In the final letter on May 14, 1955, Ben-Gurion questions the Israeli embarrassment of Jewish origins. He writes “It is possible that some youth from Israel, upon coming to the golah [Diaspora, “exile”], will estrange themselves from their brethren. These youth do not reflect or represent the Jewish youth in Israel. But it is a bitter fact that thousands, tens of thousands, and maybe hundreds of thousands of the Jewish youth in America do not know and do not want to know anything about their people, their culture and their past, and it is not the name Israel of its Jewish state that alienates them.” And so, the debate ended without any conclusion.
I present this 65-year-old debate to you to highlight how much has changed since Rawidowicz challenged Ben-Gurion. While Ben-Gurion’s belief that the Diaspora would disappear is undermined by the existence of millions of Jews in countries outside Israel, Rawidowicz’s argument has suffered over the past six decades. The master Hebraist’s prophecy of an American Jewry akin in intellectual and cultural power to the Jews of ancient Babylonia has faded along with the end of the Golden Age of American Jewry in the 20th century.
Most American Jews know little Hebrew. Ben-Gurion was prophetic in his vision of an American-Jewish youth illiterate in Jewish texts and detached from any Jewish identity. A new generation of American Jews considers Israel to be alien if not malignant.

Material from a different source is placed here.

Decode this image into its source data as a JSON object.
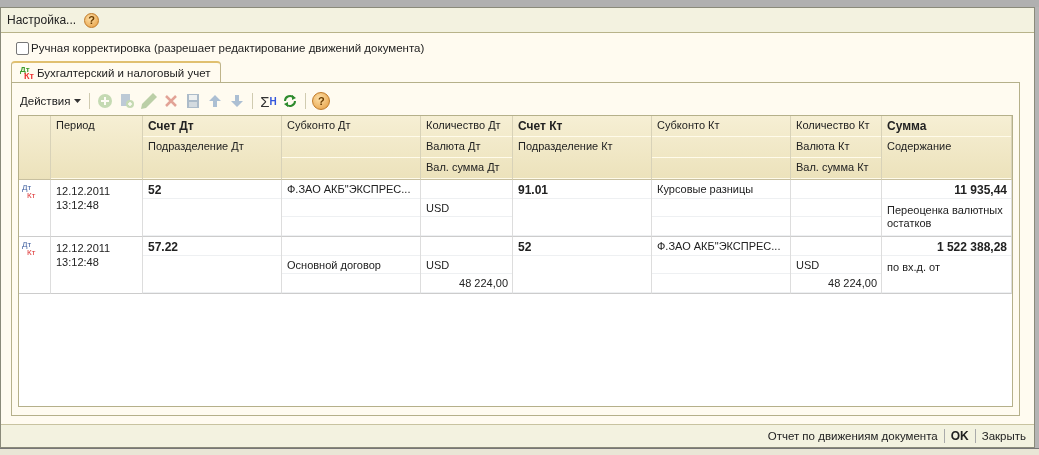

Rawidowicz was concerned that Israelis would deny their Jewish identity. In fact, Judaism, Jewish culture, and Jewish identity are more central to Israel today than under Labor Zionist rule. The Jewish world has undergone a rapid transformation in which the name “Israel” for the Jewish state is proper because the State of Israel is the political, religious, cultural and demographic center of world Jewry.
All of the correspondence cited in this essay can be found in State of Israel, Diaspora, and Jewish Continuity by Simon Rawidowicz (1986). The translation from Hebrew is by Benjamin Ravid).
The writer is rabbi of Congregation Anshei Sholom in West Palm Beach, Florida.